Writer: Brian Buccellato
Artist: Toni Infante
Publisher: Image Comics
Release Date: May 27, 2015
The first issue of Sons of the Devil, from writer Brian Buccellato and artist Toni Infante, begins in shadows, both literally and narratively. It’s 1989, and a couple appears to be engaged in an act of kidnapping that soon turns much more violent. The story then pivots to the present day, following a young man named Travis whose nature seems equally geared toward compassion and bare-knuckle brawling. There’s more going on, however: Klay, a private investigator with whom Travis shares some history, is conducting a search into Travis’ troubled family history. With an expansive blue sky overhead and a familiar milieu of detectives, brusque police officers and a central character who instigates periodic run-ins with the proverbial law, the whole affair feels familiar—a classic California noir.
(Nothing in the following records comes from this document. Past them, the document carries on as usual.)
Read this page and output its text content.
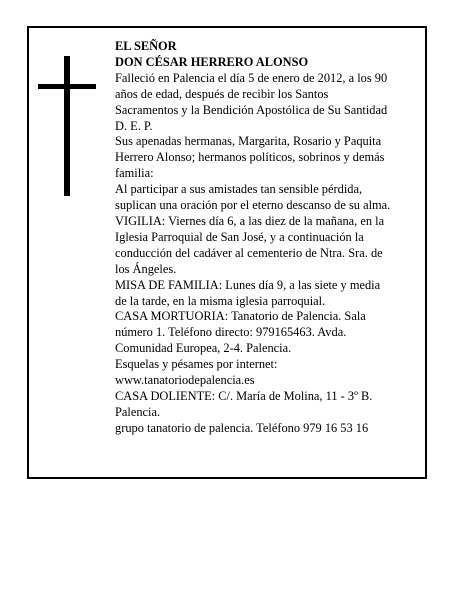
EL SEÑOR
DON CÉSAR HERRERO ALONSO
Falleció en Palencia el día 5 de enero de 2012, a los 90
años de edad, después de recibir los Santos
Sacramentos y la Bendición Apostólica de Su Santidad
D. E. P.
Sus apenadas hermanas, Margarita, Rosario y Paquita
Herrero Alonso; hermanos políticos, sobrinos y demás
familia:
Al participar a sus amistades tan sensible pérdida,
suplican una oración por el eterno descanso de su alma.
VIGILIA: Viernes día 6, a las diez de la mañana, en la
Iglesia Parroquial de San José, y a continuación la
conducción del cadáver al cementerio de Ntra. Sra. de
los Ángeles.
MISA DE FAMILIA: Lunes día 9, a las siete y media
de la tarde, en la misma iglesia parroquial.
CASA MORTUORIA: Tanatorio de Palencia. Sala
número 1. Teléfono directo: 979165463. Avda.
Comunidad Europea, 2-4. Palencia.
Esquelas y pésames por internet:
www.tanatoriodepalencia.es
CASA DOLIENTE: C/. María de Molina, 11 - 3º B.
Palencia.
grupo tanatorio de palencia. Teléfono 979 16 53 16
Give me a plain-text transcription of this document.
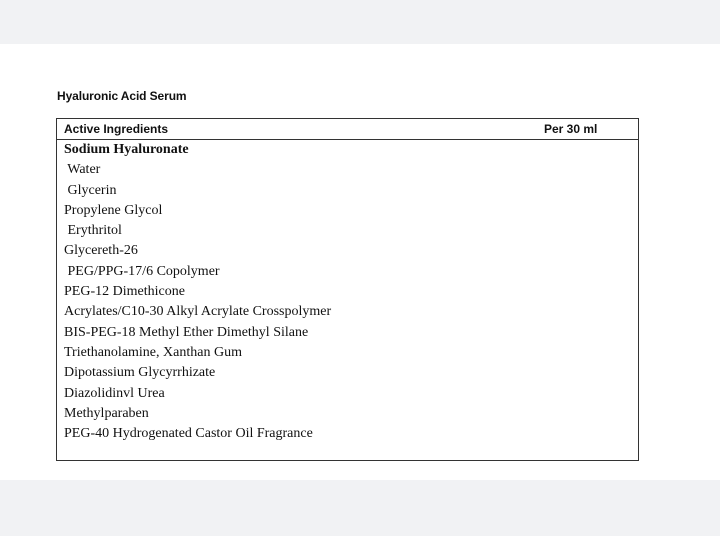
Hyaluronic Acid Serum
Active Ingredients	Per 30 ml
Sodium Hyaluronate
Water
Glycerin
Propylene Glycol
Erythritol
Glycereth-26
PEG/PPG-17/6 Copolymer
PEG-12 Dimethicone
Acrylates/C10-30 Alkyl Acrylate Crosspolymer
BIS-PEG-18 Methyl Ether Dimethyl Silane
Triethanolamine, Xanthan Gum
Dipotassium Glycyrrhizate
Diazolidinvl Urea
Methylparaben
PEG-40 Hydrogenated Castor Oil Fragrance
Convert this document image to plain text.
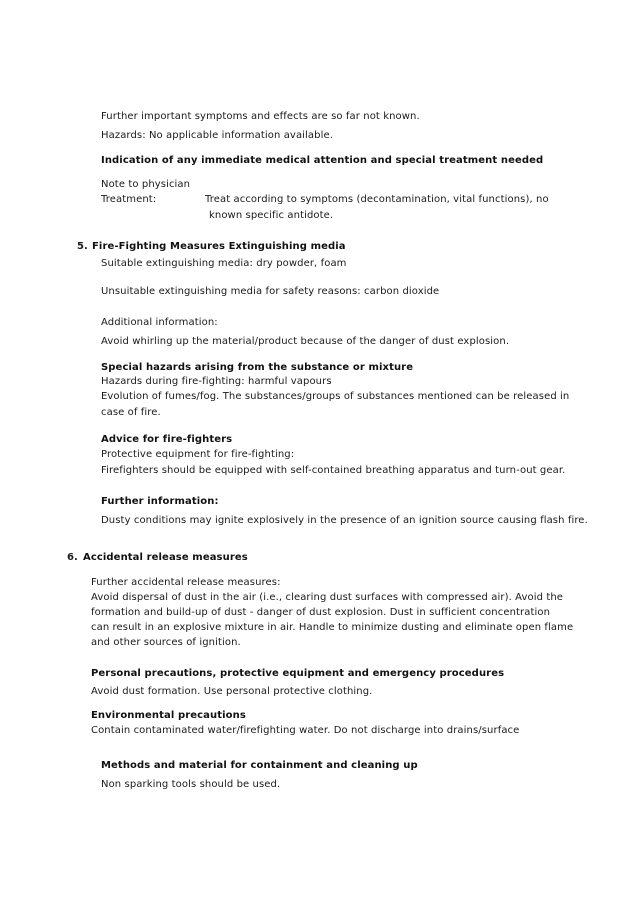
Further important symptoms and effects are so far not known.
Hazards: No applicable information available.
Indication of any immediate medical attention and special treatment needed
Note to physician
Treatment:	Treat according to symptoms (decontamination, vital functions), no
known specific antidote.
5. Fire-Fighting Measures Extinguishing media
Suitable extinguishing media: dry powder, foam
Unsuitable extinguishing media for safety reasons: carbon dioxide
Additional information:
Avoid whirling up the material/product because of the danger of dust explosion.
Special hazards arising from the substance or mixture
Hazards during fire-fighting: harmful vapours
Evolution of fumes/fog. The substances/groups of substances mentioned can be released in
case of fire.
Advice for fire-fighters
Protective equipment for fire-fighting:
Firefighters should be equipped with self-contained breathing apparatus and turn-out gear.
Further information:
Dusty conditions may ignite explosively in the presence of an ignition source causing flash fire.
6. Accidental release measures
Further accidental release measures:
Avoid dispersal of dust in the air (i.e., clearing dust surfaces with compressed air). Avoid the
formation and build-up of dust - danger of dust explosion. Dust in sufficient concentration
can result in an explosive mixture in air. Handle to minimize dusting and eliminate open flame
and other sources of ignition.
Personal precautions, protective equipment and emergency procedures
Avoid dust formation. Use personal protective clothing.
Environmental precautions
Contain contaminated water/firefighting water. Do not discharge into drains/surface
Methods and material for containment and cleaning up
Non sparking tools should be used.
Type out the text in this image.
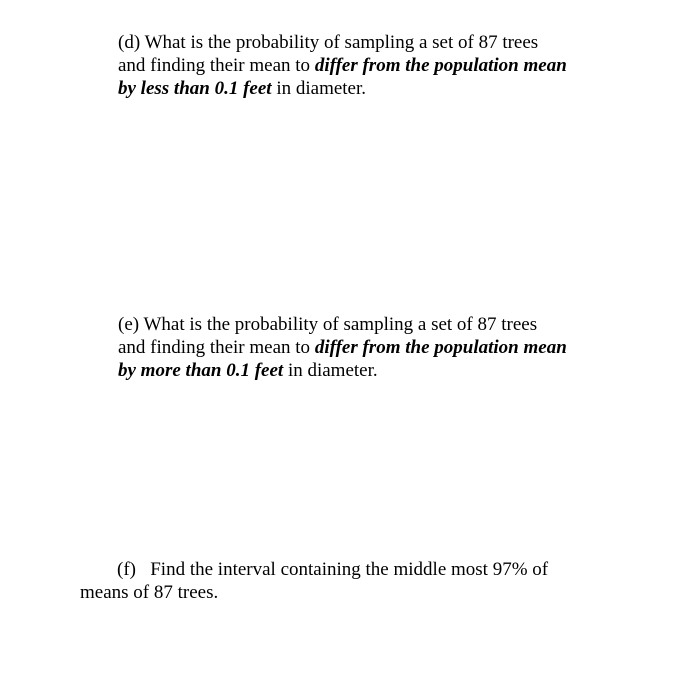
(d) What is the probability of sampling a set of 87 trees
and finding their mean to differ from the population mean
by less than 0.1 feet in diameter.
(e) What is the probability of sampling a set of 87 trees
and finding their mean to differ from the population mean
by more than 0.1 feet in diameter.
(f)   Find the interval containing the middle most 97% of
means of 87 trees.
This template remains until the last few pages of the issue, when the scope of the book shifts down a slightly different byroad. That’s not to say that there’s a huge “everything you know is wrong” twist. Instead, in the span of a few pages, Buccellato’s script opens the door to a very different sort of crime story, with a much more sinister scope. Sons of the Devil #1 is an issue in which the past is a constant presence: Travis’ mysterious origins, his fraught backstory with Klay, and the actions of a mysterious man whose meeting with the detective sets the plot in motion.
Though the plot is immediately enticing, some of the characterization can feel slightly on-the-nose. Travis’ first scene reveals his good-guy charisma with the 20-something assisting a lost child, inviting the wrath of his boss when he shows up late. Buccellato’s script also plays with the “hapless underdog” archetype soon afterwards: Travis responds to his boss swiftly with violence, showcasing a very different side of his personality, as well as revealing an inherent unpredictability that runs through the rest of his interactions. It’s also an action that has consequences for Travis, which in turn establishes another subplot that links back up to another mysterious player. For establishing a number of characters and their intersecting histories, this issue is also more neatly constructed than it appears at first glance.
Toni Infante’s art aids the mood substantially, with the illustrator framing many of the panels at odd, canted angles, pronouncing the narrative’s disorientation further. The overall layouts also enter innovative territory, with a grid suddenly fragmenting, for instance. And the restrained color palette, heavy on the blues and grays, sometimes shifts into a redder register—all of which echoes the mismatched colors of Travis’ eyes. It’s a nice, subtle touch in a book that also features several less-than-subtle acts of violence.
The mysteries revealed in the debut of Sons of the Devil are the kind of plot threads that can simmer for months. In addition, the character dynamics are immediately interesting and the elements introduced at the end of the issue promise a less predictable ride than one might expect. It’s a visceral work, dynamically told, with the potential to head to some decidedly sinister, disorienting places.